Pretrial Process in the McKinney Dog Bite Case
In the post-discovery/pretrial phase of the dog bite case, the case is prepared for mediation or an assisted settlement conference. Part of preparing mediation, particularly when it is close to the trial, is making sure that the other side knows and understands that our side is ready to go to trial. The next step in this particular case was to file all the pretrial documents, motions in limine, and motions to pre-admit certain documents. The medical records and admissible forms were filed so that the other side knew that their medical records were going to come into evidence.
The animal control records were filed so that the other side knew that those records were going to come into evidence at the time of the trial, all of which was sending a not-so-subtle message that if this case is not settled, this side was ready for trial and fully prepared for everything.
The way to make sure a case is not going to go to trial and to ensure it is going to be settled is to be completely ready to go to trial. When one side knows that the other side is ready, that gives the prepared side leverage to get the value for the case and get it settled. If one side is ready, that increases their leverage to be able to settle the case. In this particular case, they did settle the case.
What Documents Were Filed in Preparation of Trial?
Most cases, including this case, require certain documents to be filed in the immediate workup before trial. One of the things filed is what is called a motion in limine. A motion in limine is a motion asking the judge to prevent the other side from bringing up an issue. They are typically filed to prevent things that they are supposed to be absolutely outside of the norm of the trial. For instance, if a client has a criminal conviction that is more than ten years old or a criminal conviction that is not a conviction of what they call a moral turpitude, those sorts of things are going to be subject to a motion in limine preventing those inadmissible issues from being heard by the jury.
If a client has something that the jury should not hear about because it would potentially create a bias, this could be addressed in a motion in limine.

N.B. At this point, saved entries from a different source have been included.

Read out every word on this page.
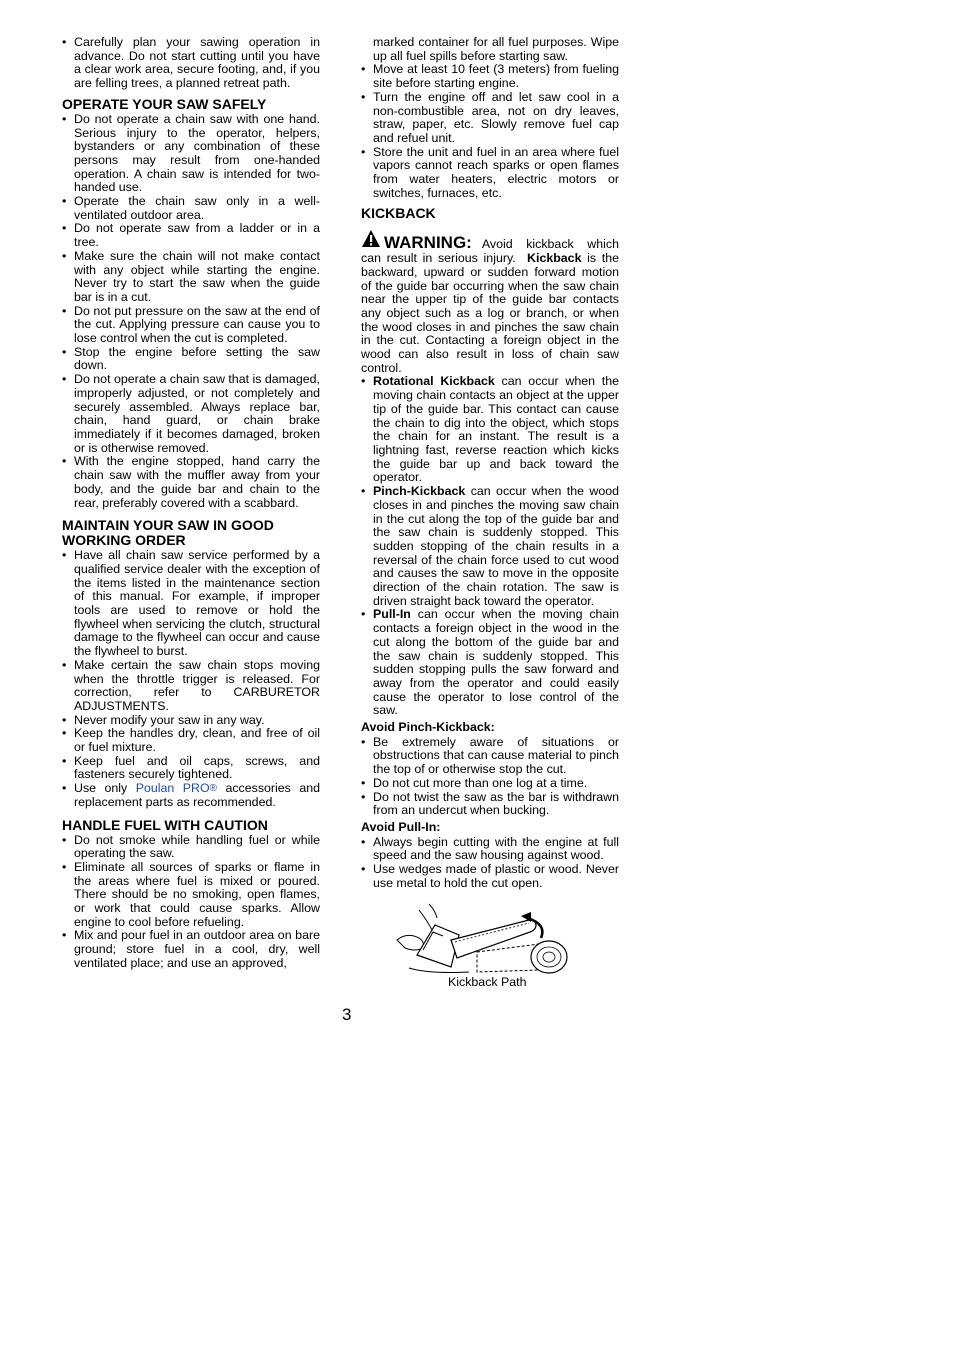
• Carefully plan your sawing operation in advance. Do not start cutting until you have a clear work area, secure footing, and, if you are felling trees, a planned retreat path.
OPERATE YOUR SAW SAFELY
• Do not operate a chain saw with one hand. Serious injury to the operator, helpers, bystanders or any combination of these persons may result from one-handed operation. A chain saw is intended for two-handed use.
• Operate the chain saw only in a well-ventilated outdoor area.
• Do not operate saw from a ladder or in a tree.
• Make sure the chain will not make contact with any object while starting the engine. Never try to start the saw when the guide bar is in a cut.
• Do not put pressure on the saw at the end of the cut. Applying pressure can cause you to lose control when the cut is completed.
• Stop the engine before setting the saw down.
• Do not operate a chain saw that is damaged, improperly adjusted, or not completely and securely assembled. Always replace bar, chain, hand guard, or chain brake immediately if it becomes damaged, broken or is otherwise removed.
• With the engine stopped, hand carry the chain saw with the muffler away from your body, and the guide bar and chain to the rear, preferably covered with a scabbard.
MAINTAIN YOUR SAW IN GOOD WORKING ORDER
• Have all chain saw service performed by a qualified service dealer with the exception of the items listed in the maintenance section of this manual. For example, if improper tools are used to remove or hold the flywheel when servicing the clutch, structural damage to the flywheel can occur and cause the flywheel to burst.
• Make certain the saw chain stops moving when the throttle trigger is released. For correction, refer to CARBURETOR ADJUSTMENTS.
• Never modify your saw in any way.
• Keep the handles dry, clean, and free of oil or fuel mixture.
• Keep fuel and oil caps, screws, and fasteners securely tightened.
• Use only Poulan PRO® accessories and replacement parts as recommended.
HANDLE FUEL WITH CAUTION
• Do not smoke while handling fuel or while operating the saw.
• Eliminate all sources of sparks or flame in the areas where fuel is mixed or poured. There should be no smoking, open flames, or work that could cause sparks. Allow engine to cool before refueling.
• Mix and pour fuel in an outdoor area on bare ground; store fuel in a cool, dry, well ventilated place; and use an approved,
marked container for all fuel purposes. Wipe up all fuel spills before starting saw.
• Move at least 10 feet (3 meters) from fueling site before starting engine.
• Turn the engine off and let saw cool in a non-combustible area, not on dry leaves, straw, paper, etc. Slowly remove fuel cap and refuel unit.
• Store the unit and fuel in an area where fuel vapors cannot reach sparks or open flames from water heaters, electric motors or switches, furnaces, etc.
KICKBACK
WARNING: Avoid kickback which can result in serious injury. Kickback is the backward, upward or sudden forward motion of the guide bar occurring when the saw chain near the upper tip of the guide bar contacts any object such as a log or branch, or when the wood closes in and pinches the saw chain in the cut. Contacting a foreign object in the wood can also result in loss of chain saw control.
• Rotational Kickback can occur when the moving chain contacts an object at the upper tip of the guide bar. This contact can cause the chain to dig into the object, which stops the chain for an instant. The result is a lightning fast, reverse reaction which kicks the guide bar up and back toward the operator.
• Pinch-Kickback can occur when the wood closes in and pinches the moving saw chain in the cut along the top of the guide bar and the saw chain is suddenly stopped. This sudden stopping of the chain results in a reversal of the chain force used to cut wood and causes the saw to move in the opposite direction of the chain rotation. The saw is driven straight back toward the operator.
• Pull-In can occur when the moving chain contacts a foreign object in the wood in the cut along the bottom of the guide bar and the saw chain is suddenly stopped. This sudden stopping pulls the saw forward and away from the operator and could easily cause the operator to lose control of the saw.
Avoid Pinch-Kickback:
• Be extremely aware of situations or obstructions that can cause material to pinch the top of or otherwise stop the cut.
• Do not cut more than one log at a time.
• Do not twist the saw as the bar is withdrawn from an undercut when bucking.
Avoid Pull-In:
• Always begin cutting with the engine at full speed and the saw housing against wood.
• Use wedges made of plastic or wood. Never use metal to hold the cut open.
Kickback Path
3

Sometimes a lawyer might file a motion to pre-admit evidence. There are good reasons to pre-admit evidence. The evidence already before the court, the lawyer had addressed any objections to certain evidence coming in by the preadmission process and, once it is already in front of the court, that evidence can be used in an opening statement.
An attorney could also propose a jury charge. A jury charge is simply the questions and the instructions that the judge gives the jury during the trial. All lawyers have an opportunity to file with the judge requests for various instructions and for various questions to be asked to the jury.

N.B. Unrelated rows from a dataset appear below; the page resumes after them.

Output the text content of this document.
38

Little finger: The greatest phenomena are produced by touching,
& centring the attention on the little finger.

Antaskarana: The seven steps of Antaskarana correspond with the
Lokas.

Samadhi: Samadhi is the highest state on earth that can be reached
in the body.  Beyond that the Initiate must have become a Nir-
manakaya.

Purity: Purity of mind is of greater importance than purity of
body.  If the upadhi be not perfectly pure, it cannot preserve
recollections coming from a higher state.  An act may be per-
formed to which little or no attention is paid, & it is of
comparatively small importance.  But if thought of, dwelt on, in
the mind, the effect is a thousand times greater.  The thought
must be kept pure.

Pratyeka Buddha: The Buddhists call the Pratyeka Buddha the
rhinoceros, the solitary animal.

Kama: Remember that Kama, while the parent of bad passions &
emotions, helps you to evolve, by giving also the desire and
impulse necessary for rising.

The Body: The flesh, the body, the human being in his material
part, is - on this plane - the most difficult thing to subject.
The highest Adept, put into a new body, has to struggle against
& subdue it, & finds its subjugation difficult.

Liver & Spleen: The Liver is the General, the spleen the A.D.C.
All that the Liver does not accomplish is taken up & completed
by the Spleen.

It is up to the judge to decide what to include and what not to include based on the evidence. Routinely, those questions and instructions or the request to these questions and instructions are filed before the lawsuit is started. If a judge has the opportunity to see those as the case is going and make adjustments, filing the jury instruction is one of the ways that one side knows that the other side is ready to go to trial as well.
A good piece of advice is to take a proposed jury instruction and prepare that even before the lawsuit is filed so that the lawyer knows what needs to be proven before they do their depositions.
Another action to do before trial is to file an exhibit list. These exhibit lists are the exhibits that come into trial. A lawyer can file objections for the other side’s exhibit list if necessary, but plaintiffs tend to have very few or none. Defendants, on the other hand, almost always have objections to the plaintiffs’ exhibits because they have the burden of proof. If they can knock out the exhibits, they can potentially win the trial.
The final step of the pretrial process is deposition cuts. There are times that a person is expected to be called by deposition. When they are called by deposition, then parts of the deposition are played back for the jury as evidence in the case. Those cuts all have to be made so that the full deposition does not have to be played, since that sometimes lasts hours when all that is needed is 15 minutes of testimony for the trial. The deposition cuts are exchanged with the other side. That lets one side know that the other side is prepared for trial.